Son action sur les processus inflammatoires fait-elle du jeûne une solution anti-cancer ?

Absolument. Durant le jeûne, une hormone importante chute : le facteur de croissance ­IGF-1, impliqué dans le développement des cellules et des tissus. Elle est sécrétée systématiquement par le foie à chaque fois que vous mangez. La multiplication des prises alimentaires et des grignotages tout au long de la journée entraîne sa sécrétion de manière plus ou moins permanente. Si elle est bénéfique aux tissus, elle est aussi néfaste, car elle participe au développement des cellules cancéreuses qui s’en nourrissent. Ce grignotage quasi constant est l’un des facteurs de la multiplication des cancers depuis un demi-siècle. Le jeûne accompagne d’ailleurs très bien les séances de chimiothérapie.

Et sur le plan mental ?

Dr L. C. Après quelques jours, la sécrétion de dopamine, d’adrénaline et de noradrénaline augmente fortement. Sur le plan cérébral, l’adrénaline et la noradrénaline renforcent l’attention, la motivation, la faculté d’adaptation et le plaisir d’agir. Elles exercent une action stimulante sur le cœur, les poumons, les vaisseaux, les reins. Ces effets émotionnels et cognitifs expliquent en partie les bons résultats obtenus dans le traitement par le jeûne de différentes anxio-dépressions et mélancolies. De plus, le jeûne augmente la concentration sanguine en sérotonine (l’« hormone du bonheur »), un neuromédiateur essentiel dans la régulation des émotions. D’où le sentiment de bien-être, de vitalité et de concentration éprouvé pendant et après un jeûne.
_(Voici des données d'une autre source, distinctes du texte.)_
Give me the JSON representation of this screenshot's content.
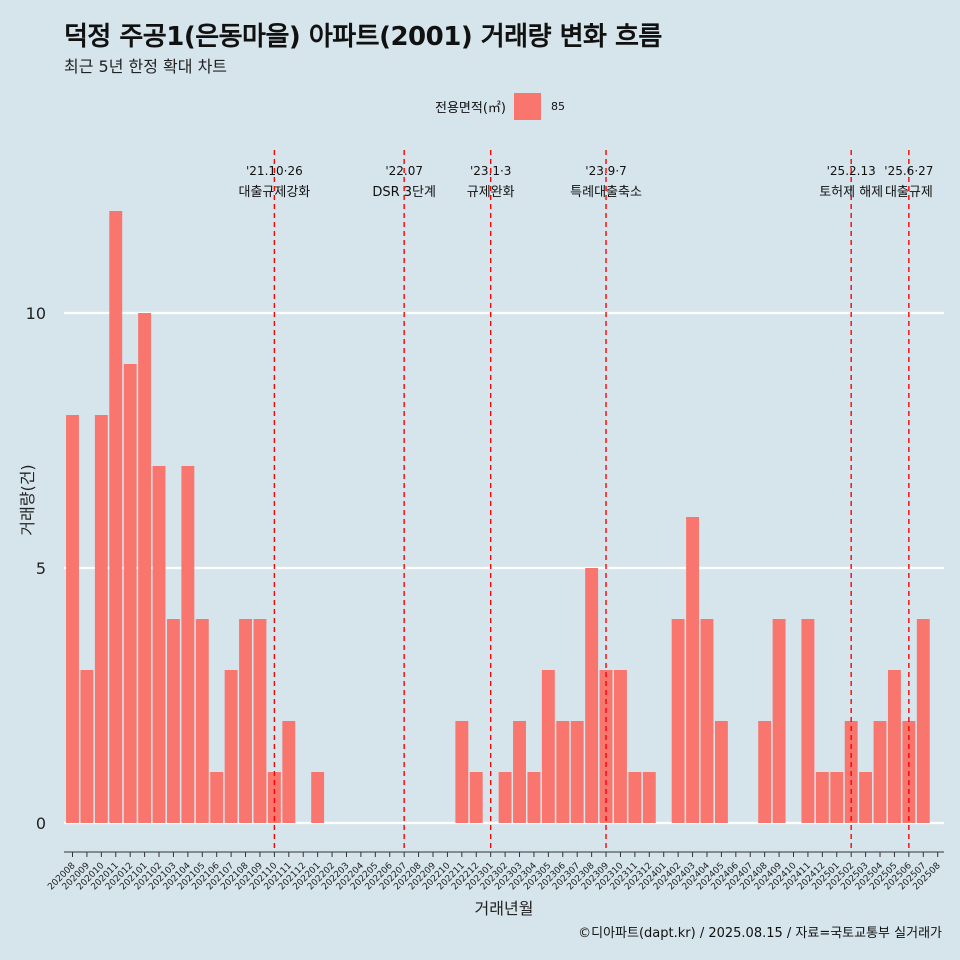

Le jeûne est-il indiqué pour les personnes qui souhaitent perdre du poids ?

Le processus de dégradation de la graisse explique la fonte du gras, inévitable lors d’un jeûne. Pour les personnes qui décident de jeûner afin de perdre du poids, la question sera de stabiliser leur poids en faisant attention aux compulsions de sortie de jeûne, avec un effet boomerang. Auquel cas, il faudrait y remédier par un apport d’acide aminé tryptophane, précurseur de la sérotonine.
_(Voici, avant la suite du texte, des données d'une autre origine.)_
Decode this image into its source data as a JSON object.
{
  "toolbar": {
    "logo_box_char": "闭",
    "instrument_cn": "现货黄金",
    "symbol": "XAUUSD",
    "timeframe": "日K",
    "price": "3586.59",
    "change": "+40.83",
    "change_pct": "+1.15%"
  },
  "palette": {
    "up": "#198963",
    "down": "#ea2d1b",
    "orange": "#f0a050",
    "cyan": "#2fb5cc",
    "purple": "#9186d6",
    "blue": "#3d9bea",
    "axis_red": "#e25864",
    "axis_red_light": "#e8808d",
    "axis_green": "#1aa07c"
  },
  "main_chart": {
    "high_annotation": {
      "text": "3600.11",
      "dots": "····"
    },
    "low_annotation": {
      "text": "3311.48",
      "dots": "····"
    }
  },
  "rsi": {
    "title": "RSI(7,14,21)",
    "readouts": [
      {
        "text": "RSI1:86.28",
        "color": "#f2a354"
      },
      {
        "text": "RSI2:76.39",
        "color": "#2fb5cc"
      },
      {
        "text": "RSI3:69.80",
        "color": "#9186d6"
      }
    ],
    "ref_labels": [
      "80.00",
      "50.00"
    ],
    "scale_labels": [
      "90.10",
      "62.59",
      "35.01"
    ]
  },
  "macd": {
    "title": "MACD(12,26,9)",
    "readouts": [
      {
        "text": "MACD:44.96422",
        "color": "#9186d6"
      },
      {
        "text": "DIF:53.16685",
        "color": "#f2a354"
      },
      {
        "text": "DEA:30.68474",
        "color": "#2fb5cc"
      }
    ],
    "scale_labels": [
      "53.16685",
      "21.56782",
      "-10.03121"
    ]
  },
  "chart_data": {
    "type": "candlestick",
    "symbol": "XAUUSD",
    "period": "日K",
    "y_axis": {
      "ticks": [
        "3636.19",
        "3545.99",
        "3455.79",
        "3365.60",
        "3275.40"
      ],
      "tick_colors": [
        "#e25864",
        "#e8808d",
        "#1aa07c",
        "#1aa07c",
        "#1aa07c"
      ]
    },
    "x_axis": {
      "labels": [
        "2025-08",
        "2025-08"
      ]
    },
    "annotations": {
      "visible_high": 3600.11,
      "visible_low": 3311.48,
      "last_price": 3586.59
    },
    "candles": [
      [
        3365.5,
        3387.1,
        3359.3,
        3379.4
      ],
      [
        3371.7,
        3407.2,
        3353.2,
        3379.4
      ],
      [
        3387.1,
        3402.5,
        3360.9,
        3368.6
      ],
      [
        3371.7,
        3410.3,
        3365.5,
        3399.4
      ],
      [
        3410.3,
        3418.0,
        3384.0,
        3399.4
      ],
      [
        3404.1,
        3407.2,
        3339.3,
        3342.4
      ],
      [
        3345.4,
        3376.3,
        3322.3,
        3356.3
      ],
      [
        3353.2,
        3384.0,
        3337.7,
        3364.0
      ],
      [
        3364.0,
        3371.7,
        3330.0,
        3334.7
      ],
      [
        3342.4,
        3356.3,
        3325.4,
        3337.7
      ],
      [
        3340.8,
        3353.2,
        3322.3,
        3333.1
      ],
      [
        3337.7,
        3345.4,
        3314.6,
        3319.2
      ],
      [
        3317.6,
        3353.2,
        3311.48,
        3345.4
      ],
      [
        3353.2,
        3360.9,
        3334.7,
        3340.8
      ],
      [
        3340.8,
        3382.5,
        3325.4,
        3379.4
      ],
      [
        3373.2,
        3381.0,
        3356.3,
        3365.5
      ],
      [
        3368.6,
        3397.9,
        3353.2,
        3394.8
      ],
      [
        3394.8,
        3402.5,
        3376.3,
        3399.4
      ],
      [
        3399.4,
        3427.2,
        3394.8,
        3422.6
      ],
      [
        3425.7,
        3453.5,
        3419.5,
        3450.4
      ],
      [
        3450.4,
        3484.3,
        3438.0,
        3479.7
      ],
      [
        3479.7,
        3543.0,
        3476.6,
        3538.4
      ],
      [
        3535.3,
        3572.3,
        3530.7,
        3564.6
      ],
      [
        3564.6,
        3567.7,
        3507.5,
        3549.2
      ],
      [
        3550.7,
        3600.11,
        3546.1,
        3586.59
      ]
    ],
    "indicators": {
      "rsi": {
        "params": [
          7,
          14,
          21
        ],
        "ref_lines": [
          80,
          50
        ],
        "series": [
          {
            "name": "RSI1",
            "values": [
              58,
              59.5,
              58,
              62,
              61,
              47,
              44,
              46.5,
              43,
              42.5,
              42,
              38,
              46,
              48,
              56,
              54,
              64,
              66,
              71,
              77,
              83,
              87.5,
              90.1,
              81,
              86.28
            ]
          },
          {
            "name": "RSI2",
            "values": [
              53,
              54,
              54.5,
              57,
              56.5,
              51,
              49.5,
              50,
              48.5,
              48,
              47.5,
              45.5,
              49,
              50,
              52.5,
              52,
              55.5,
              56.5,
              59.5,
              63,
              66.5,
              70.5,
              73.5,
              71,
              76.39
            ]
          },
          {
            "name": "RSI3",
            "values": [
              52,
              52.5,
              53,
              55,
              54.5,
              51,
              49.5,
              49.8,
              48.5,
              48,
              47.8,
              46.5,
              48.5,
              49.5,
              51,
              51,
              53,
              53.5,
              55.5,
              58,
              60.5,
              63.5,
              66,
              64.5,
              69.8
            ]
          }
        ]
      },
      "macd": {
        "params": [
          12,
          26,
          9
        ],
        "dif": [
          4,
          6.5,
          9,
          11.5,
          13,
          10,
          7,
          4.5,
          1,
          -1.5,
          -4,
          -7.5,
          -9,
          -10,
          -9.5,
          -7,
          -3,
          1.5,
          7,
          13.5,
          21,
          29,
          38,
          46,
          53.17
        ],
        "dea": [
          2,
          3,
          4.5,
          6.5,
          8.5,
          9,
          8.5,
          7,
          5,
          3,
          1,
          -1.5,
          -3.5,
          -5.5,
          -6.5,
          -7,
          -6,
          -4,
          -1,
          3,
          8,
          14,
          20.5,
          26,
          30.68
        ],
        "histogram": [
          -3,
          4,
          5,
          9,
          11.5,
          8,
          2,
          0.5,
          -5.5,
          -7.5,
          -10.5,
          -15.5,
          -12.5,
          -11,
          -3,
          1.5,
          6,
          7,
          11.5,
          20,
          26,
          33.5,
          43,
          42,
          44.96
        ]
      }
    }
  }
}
Sur quelles pathologies le jeûne n’a-t-il pas d’intérêt thérapeutique ?

Le jeûne est contre-indiqué pour plusieurs types de personnes : femmes enceintes, enfants, et surtout en cas de dénutrition. Il est aussi déconseillé dans les pathologies de carence comme la sarcopénie ou encore l’insuffisance osseuse.
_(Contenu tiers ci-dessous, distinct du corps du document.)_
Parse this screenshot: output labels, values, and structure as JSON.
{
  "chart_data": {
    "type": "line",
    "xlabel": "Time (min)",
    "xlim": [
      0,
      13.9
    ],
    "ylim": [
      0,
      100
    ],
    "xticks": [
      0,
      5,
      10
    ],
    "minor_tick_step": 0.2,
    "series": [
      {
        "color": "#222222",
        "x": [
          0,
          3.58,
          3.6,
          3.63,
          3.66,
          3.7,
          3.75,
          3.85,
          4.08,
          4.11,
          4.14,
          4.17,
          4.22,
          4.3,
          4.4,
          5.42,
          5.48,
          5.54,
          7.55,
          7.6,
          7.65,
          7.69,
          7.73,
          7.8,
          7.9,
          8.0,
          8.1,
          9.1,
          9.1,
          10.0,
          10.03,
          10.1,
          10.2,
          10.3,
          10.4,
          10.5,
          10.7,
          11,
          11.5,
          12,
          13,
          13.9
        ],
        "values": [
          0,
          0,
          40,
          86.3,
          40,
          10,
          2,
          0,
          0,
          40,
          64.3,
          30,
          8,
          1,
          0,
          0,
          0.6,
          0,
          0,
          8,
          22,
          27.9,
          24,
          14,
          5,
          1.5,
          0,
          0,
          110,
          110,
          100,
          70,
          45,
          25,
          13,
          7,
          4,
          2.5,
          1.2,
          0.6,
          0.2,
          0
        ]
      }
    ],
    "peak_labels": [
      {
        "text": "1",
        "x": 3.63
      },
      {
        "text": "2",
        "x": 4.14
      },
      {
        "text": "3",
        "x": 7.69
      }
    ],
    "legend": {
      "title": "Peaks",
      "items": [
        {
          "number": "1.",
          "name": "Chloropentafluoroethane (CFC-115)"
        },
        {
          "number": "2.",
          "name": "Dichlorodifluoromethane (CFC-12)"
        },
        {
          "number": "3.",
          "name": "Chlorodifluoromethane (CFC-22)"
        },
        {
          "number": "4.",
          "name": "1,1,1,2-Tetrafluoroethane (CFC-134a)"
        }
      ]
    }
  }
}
Vous écrivez que le jeûne est à éviter en cas de troubles du comportement. Pourquoi ?

Je pense surtout aux troubles alimentaires, aux personnes ayant des antécédents d’anorexie ou de boulimie. Mais il faut être également prudent avec les personnes impulsives, très labiles sur le plan émotionnel, qui ont des compulsions alimentaires et sont attirées par le sucré, en particulier le soir à partir de 17 heures. En général ces traits proviennent d’une carence en sérotonine.

Le jeûne est-il intéressant pour traiter le syndrome du côlon irritable et les intolérances alimentaires ?

Oui, car cela met le côlon au repos, calme l’inflammation et les douleurs. En même temps, cela va permettre de faire le ménage dans notre milliard de bactéries pathogènes. Car les bactéries saprophytes jouent un rôle dans l’immunité, la régulation et la sensibilité de l’intestin. Le jeûne est donc un moyen d’adopter une nouvelle manière de vivre, sur des critères de guérison, qu’il va falloir ensuite entretenir.

Propos recueillis par Lucile de la Reberdière.

- Le guide pratique du jeûne, Dr Lionel Coudron, éd Terre Vivante, 2017, 155p. 19 euros.